You can check the status using
gcloud beta run integrations describe
.Update your DNS records at your DNS provider with the IP_ADDRESS value displayed. After you update your DNS at your DNS provider, it can take up to 45 minutes to provision the SSL certificate and begin routing traffic to your service.
Update custom domains with load balancer integrations
Updating an integration will update all of the Google Cloud resources associated with that integration. To update a custom domains with load balancer integration from your Cloud Run service:
Console
In the Google Cloud console, go to the Cloud Run page.
Click the service you want to update.
Click the Integrations tab.
Locate the custom domains with load balancer integration and click Edit.
When you are finished with updating the fields, click Update.
gcloud
Use the following command to get a list of available integrations:
gcloud beta run integrations list
Run the command to update the integration:
gcloud beta run integrations update INTEGRATION_NAME
Replace:
- INTEGRATION_NAME with the name of your custom domains with load balancer integration.
Optionally, you can use the following flag options:
Option Description --parameters
The custom domain to set for the service. --service-account
The user-managed service account email address to specify when updating the service. This service account overrides the previous service account that was used at deployment.

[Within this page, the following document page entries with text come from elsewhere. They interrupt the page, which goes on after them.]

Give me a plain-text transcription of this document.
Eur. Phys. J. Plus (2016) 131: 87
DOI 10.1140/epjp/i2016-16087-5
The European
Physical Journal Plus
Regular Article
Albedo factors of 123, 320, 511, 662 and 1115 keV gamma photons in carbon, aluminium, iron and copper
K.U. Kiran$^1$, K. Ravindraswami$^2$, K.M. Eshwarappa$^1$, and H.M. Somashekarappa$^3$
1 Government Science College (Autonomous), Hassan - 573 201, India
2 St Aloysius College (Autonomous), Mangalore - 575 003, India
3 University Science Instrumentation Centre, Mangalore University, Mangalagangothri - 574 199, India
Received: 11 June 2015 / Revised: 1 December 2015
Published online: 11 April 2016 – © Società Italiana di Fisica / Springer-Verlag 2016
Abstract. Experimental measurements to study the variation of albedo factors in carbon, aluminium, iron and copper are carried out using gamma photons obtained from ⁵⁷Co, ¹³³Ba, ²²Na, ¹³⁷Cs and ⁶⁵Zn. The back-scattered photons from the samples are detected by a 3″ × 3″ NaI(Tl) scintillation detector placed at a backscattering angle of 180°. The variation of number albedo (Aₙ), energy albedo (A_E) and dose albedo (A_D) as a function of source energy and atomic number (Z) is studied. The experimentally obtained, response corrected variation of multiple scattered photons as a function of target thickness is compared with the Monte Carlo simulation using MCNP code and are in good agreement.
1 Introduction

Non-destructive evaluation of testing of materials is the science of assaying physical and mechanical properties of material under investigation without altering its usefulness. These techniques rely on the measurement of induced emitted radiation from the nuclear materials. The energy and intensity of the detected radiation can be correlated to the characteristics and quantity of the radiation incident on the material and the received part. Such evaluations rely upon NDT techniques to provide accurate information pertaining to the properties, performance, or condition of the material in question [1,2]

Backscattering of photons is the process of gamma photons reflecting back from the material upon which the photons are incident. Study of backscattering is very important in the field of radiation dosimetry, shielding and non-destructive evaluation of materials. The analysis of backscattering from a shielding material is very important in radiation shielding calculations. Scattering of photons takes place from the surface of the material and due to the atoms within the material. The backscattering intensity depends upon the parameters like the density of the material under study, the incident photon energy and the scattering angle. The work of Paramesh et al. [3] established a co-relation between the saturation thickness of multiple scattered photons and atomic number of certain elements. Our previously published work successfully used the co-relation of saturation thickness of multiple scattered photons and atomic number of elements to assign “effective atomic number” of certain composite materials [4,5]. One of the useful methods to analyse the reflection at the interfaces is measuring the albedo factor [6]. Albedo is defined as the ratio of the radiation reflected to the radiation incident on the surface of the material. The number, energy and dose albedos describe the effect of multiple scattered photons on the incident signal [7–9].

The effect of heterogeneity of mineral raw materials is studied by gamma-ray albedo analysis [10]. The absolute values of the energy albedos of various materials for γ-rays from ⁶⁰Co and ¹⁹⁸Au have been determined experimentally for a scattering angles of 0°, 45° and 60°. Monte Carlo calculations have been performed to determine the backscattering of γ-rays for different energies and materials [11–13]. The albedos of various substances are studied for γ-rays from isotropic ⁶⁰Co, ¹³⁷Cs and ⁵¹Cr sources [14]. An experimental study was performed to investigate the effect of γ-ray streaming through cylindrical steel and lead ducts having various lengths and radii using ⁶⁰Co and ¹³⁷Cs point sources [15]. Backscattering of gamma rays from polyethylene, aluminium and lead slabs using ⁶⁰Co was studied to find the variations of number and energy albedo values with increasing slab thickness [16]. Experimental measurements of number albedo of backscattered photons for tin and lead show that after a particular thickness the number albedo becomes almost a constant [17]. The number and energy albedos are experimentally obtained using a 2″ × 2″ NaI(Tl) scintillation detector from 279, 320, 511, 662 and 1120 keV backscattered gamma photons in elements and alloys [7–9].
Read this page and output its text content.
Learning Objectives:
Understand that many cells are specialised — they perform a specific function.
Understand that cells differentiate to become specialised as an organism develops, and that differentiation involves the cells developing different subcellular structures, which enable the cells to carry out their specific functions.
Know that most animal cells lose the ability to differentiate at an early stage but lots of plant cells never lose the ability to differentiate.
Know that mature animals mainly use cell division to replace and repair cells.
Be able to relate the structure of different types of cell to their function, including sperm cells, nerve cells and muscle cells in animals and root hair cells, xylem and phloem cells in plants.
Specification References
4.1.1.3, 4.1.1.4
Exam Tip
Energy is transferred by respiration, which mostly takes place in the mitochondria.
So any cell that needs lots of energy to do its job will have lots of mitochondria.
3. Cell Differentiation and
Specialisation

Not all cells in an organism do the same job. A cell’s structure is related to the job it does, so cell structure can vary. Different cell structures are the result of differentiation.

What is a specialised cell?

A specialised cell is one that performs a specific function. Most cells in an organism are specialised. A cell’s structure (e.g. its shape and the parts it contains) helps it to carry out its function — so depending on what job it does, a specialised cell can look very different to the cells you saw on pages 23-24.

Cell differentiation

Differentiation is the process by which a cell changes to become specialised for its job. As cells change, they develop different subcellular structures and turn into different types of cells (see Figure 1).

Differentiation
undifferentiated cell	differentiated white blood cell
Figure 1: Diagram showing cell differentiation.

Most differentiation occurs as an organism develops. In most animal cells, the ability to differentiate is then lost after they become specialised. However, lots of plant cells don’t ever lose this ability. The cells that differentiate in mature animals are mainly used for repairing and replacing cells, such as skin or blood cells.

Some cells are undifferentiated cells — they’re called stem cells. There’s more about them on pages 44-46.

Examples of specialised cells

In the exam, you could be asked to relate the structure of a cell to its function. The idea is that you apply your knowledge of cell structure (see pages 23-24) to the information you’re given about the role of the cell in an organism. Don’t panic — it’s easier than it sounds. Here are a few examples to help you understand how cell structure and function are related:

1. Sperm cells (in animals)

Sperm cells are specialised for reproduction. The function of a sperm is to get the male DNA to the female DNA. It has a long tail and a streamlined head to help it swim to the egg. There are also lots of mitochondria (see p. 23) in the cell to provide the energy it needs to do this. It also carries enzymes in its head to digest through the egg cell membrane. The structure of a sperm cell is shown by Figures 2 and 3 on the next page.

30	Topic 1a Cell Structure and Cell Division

View custom domains with load balancer integrations
To view the current status of custom domains with load balancer integrations for your Cloud Run service:
Console
In the Google Cloud console, go to the Cloud Run page.
Click the service in the services list that you want to use in this integration.
Click the Integrations tab.
Locate the custom domains with load balancer integration you are interested in and click View details.
gcloud
Use the following command to get a list of available integrations:
gcloud beta run integrations list
Using a name from the returned list, display the details for it:
gcloud beta run integrations describe INTEGRATION_NAME
Replace INTEGRATION_NAME with the name of your custom domains with load balancer integration.
Delete custom domains with load balancer integrations
Deleting an integration will also delete all of the Google Cloud resources associated with that integration, but it will not delete your Cloud Run service.
To delete a custom domains with load balancer integration from your Cloud Run service:
Console
In the Google Cloud console, go to the Cloud Run page.
Click the service you want to delete an integration from.
Click the Integrations tab.
Locate the custom domains with load balancer integration you are interested in and click the ellipsis icon to the right of the integration, then click Delete.
gcloud
Use the following command to get a list of available integrations:
gcloud beta run integrations list
Using a name from the returned list, delete the integration:
gcloud beta run integrations delete INTEGRATION_NAME
Replace:
- INTEGRATION_NAME with the name of your custom domains with load balancer integration.
Optionally, you can use the following flag options:
Option Description --service-account
The user-managed service account email address to perform the delete operation.
Limitations
The Cloud Run integrations is only supported in certain regions. If you need to use a region that is not supported by the Cloud Run integrations, refer to setting up a global external Application Load Balancer with Cloud Run.